While these experiments are elegant, the relevance of these experiments to humans is unclear. Genetically engineered mice on a diet specifically designed to accelerate plaque formation is unlikely to replicate the biology and dietary situation of most humans. Importantly, in the blood vessel experiments, the effects of an equivalently sweet dose of sugar was not studied, nor the effect of the reduction in calorie intake by the amount of aspartame consumed.
While the study may have given us a new target for treating plaque build-up in one of the body's inflammatory molecules, it does not suggest people should give up their artificially sweetened drinks.
Dr Yutang Wang is a Senior Lecturer in the School of Applied and Biomedical Sciences at Federation University Australia
Artificial sweeteners are often considered a healthier alternative to sugar and are commonly found in a variety of foods and drinks, including soft drinks, baked goods, and frozen desserts. Many people turn to these sugar substitutes to cut down on calories, avoid blood sugar spikes, or prevent tooth decay. However, a recent study published in the esteemed journal Cell Metabolism casts doubt on their safety.
The research exposed mice to aspartame, a popular artificial sweetener, and found that it caused direct damage to the inner lining of blood vessels. This damage made the blood vessel walls “stickier,” leading to an increase in inflammatory cells, which in turn contributed to the build-up of plaque in the arteries. This condition, called atherosclerosis, is a key factor in cardiovascular disease, including heart attacks and strokes.
While earlier studies had suggested a connection between artificial sweeteners and cardiovascular risks, this new research provides compelling evidence that these sweeteners directly cause cardiovascular disease. Though the study does have some limitations—such as being conducted in mice and testing only one sweetener— it adds weight to the growing body of research urging caution. It may be time to reconsider our consumption of artificially sweetened products. Reducing their intake could be a simple yet powerful step to protect ourselves from heart attacks and strokes.
Professor Mark L Wahlqvist AO is Emeritus Professor and Head of Medicine at Monash University and Monash Medical Centre. He is also Past President of the International Union of Nutritional Sciences
New findings about the biological effects of the dipeptide, a so-called non-nutritive sweetener, aspartame, discovered by accident in 1965 by a chemist licking his finger underscore important limitations in food and nutrition science as applied to health.

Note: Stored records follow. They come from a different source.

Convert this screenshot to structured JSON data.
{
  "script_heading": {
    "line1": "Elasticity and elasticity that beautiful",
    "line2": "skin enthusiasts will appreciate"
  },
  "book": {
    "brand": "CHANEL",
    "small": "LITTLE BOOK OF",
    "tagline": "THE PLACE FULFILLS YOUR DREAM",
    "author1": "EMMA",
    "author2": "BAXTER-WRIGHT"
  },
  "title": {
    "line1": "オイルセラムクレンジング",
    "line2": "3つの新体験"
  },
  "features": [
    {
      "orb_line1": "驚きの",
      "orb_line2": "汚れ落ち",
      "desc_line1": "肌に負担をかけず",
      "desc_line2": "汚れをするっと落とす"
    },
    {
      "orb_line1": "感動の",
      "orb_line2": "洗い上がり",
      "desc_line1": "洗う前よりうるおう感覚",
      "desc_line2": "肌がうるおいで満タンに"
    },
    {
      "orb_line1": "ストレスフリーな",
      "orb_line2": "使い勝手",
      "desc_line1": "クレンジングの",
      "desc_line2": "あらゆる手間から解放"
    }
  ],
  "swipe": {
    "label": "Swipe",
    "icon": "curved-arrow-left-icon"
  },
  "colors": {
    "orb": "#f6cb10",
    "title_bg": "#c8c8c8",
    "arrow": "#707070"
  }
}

The first is that small molecules like dipeptides would have little or no biological consequence or food safety concern. But controversy has dogged this and other substitutes for sugar since their first approvals decades ago, That was in 1983 for aspartame by the FDA in the USA, confirmed in 2023. But IARC (International Agency for Research on Cancer) and WHO/FAO found that there was ‘limited evidence’ that it could cause cancer, and that intake should not exceed 40 mg per kg body weight per day.
In the meantime, evidence that its substitution for sugar in the prevention and management of obesity has been unconvincing, as for similar substitutions. After all this time, convincing evidence from the Karolinska Institute in Stockholm with colleagues in China that aspartame can adversely affect arterial health by inflammatory damage is disturbing.
We need to be clear that sweetness recognition is one thing, and energy (calorie) regulation another. Receptors for sweetness occur throughout the body; the idea that one effect was necessarily linked to another was flawed, and ‘playing‘ with sweetness to deal with energy metabolism has proven biologically fraught. We should stop the inappropriate use of sugar substitutes.